The car ride was huge when I was a kid. The car ride tended to happen on a Sunday, given that this was generally the only day in the week when father wasn’t working.
farmers market

The car ride was huge when I was a kid.

The car ride tended to happen on a Sunday, given that this was generally the only day in the week when father wasn’t working.

We’d pile into the yellow Impala — father, mother, the sisters and me — and head for what my parents called the country. We were city-dwellers, so the country was a treat.

The sisters and I would bounce about in the car while mother and father chattered. We weren’t restrained in seat belts because the Impala didn’t have them.

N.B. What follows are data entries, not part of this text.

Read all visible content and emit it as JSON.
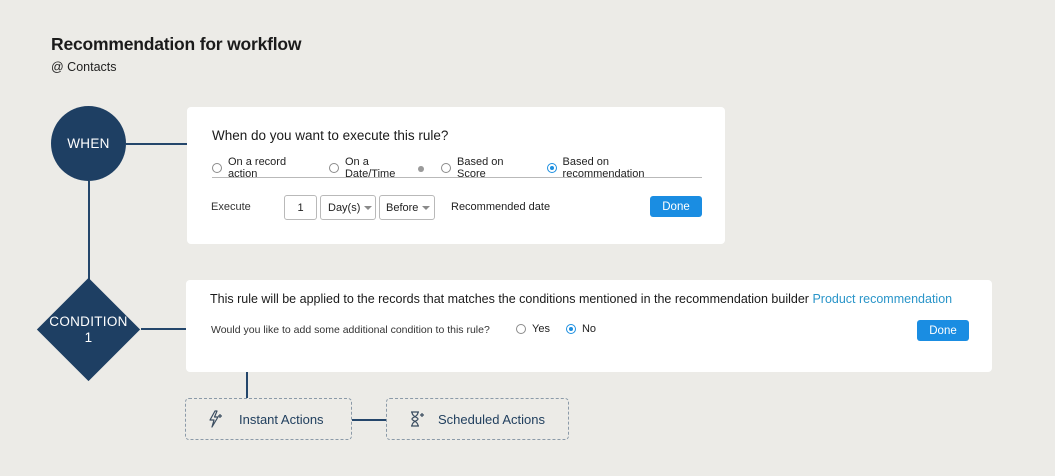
{
  "header": {
    "title": "Recommendation for workflow",
    "subtitle": "@ Contacts"
  },
  "when_node": {
    "label": "WHEN"
  },
  "condition_node": {
    "line1": "CONDITION",
    "line2": "1"
  },
  "when_card": {
    "question": "When do you want to execute this rule?",
    "options": [
      {
        "label": "On a record action",
        "selected": false
      },
      {
        "label": "On a Date/Time",
        "selected": false
      },
      {
        "label": "Based on Score",
        "selected": false
      },
      {
        "label": "Based on recommendation",
        "selected": true
      }
    ],
    "execute_label": "Execute",
    "number_value": "1",
    "unit_value": "Day(s)",
    "relation_value": "Before",
    "reference_text": "Recommended date",
    "done_label": "Done"
  },
  "condition_card": {
    "text": "This rule will be applied to the records that matches the conditions mentioned in the recommendation builder",
    "link": "Product recommendation",
    "question": "Would you like to add some additional condition to this rule?",
    "options": [
      {
        "label": "Yes",
        "selected": false
      },
      {
        "label": "No",
        "selected": true
      }
    ],
    "done_label": "Done"
  },
  "actions": {
    "instant_label": "Instant Actions",
    "scheduled_label": "Scheduled Actions",
    "instant_icon": "lightning-plus-icon",
    "scheduled_icon": "hourglass-plus-icon"
  },
  "colors": {
    "node": "#1e3f63",
    "accent": "#1a8de2",
    "link": "#2a95c9",
    "background": "#ecebe7"
  }
}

We’d marvel at the size of the acreages, the calmness of the river and the enormity of the barns. The car ride took us past things we never saw in the city.

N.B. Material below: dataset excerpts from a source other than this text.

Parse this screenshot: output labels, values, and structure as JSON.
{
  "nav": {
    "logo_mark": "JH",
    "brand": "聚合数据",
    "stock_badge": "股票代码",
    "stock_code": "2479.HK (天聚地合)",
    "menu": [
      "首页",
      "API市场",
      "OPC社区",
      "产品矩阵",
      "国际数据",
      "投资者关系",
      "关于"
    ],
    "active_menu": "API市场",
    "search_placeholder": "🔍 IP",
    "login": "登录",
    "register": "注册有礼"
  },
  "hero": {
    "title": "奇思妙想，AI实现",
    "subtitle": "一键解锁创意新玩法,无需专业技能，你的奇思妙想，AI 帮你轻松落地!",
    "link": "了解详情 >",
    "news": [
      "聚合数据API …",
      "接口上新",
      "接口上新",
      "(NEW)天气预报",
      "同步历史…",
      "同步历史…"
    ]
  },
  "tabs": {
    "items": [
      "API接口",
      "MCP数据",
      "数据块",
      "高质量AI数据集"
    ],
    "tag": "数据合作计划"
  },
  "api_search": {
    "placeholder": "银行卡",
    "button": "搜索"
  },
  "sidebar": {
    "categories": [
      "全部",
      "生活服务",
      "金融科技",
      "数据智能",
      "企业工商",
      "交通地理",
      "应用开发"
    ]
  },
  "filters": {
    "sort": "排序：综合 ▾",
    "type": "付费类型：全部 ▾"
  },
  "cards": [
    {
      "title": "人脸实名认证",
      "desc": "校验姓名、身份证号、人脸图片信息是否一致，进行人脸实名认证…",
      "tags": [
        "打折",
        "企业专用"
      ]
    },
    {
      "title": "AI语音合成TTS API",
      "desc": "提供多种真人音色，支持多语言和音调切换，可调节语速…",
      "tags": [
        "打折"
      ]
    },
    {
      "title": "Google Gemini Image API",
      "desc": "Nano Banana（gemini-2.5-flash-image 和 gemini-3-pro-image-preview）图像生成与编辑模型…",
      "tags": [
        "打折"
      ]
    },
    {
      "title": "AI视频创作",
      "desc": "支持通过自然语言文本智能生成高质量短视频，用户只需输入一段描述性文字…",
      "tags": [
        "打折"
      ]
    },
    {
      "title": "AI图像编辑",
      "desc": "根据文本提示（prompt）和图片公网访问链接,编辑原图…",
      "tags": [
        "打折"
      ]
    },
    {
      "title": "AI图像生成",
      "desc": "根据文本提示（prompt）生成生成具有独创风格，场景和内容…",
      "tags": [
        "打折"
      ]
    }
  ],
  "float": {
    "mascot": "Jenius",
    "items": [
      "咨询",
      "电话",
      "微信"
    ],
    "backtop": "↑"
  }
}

We always made two stops: first, for ice cream, then for produce.

If there was ever a single destination on the car ride, it would have been the farm market. No one had to say that’s where we were going. That was always understood.

Mother had her favourite. It was a large affair, off a gravel road deep in the country.

We would stop, and mother, who generally traded in a dress for her slacks on the car ride, would have leapt from the Impala and into the market, where she would swish about and marvel at the size of the zucchinis, the beans and the heads of iceberg lettuce.

The sisters and I would wander round the market, inhaling the smells of the country, sneaking the odd raspberry and gawking at the market staff as if they were foreigners.

Mother would collect the bounty, handing off much of it to father, since she wouldn’t have been able to carry it all. We’d go home with a bit of everything: beets, potatoes, peas, tomatoes. There would be radishes, onions, carrots, corn, you name it — enough to feed the neighbourhood.

This, then, was nothing like shopping at Super-Valu. That might have been about convenience, but this was about the experience: the car ride to the farm.

I am my mother’s daughter. Don’t give me the supermarket when it comes to peas and carrots, especially at this time of year. Give me a farm stand in the country, where I can smell the country air.

The country, it turns out, is where I happen to live right now. I don’t need a car ride to get there, but I do need a fix at the farm.

Mother and father taught me well. The country is where you find food.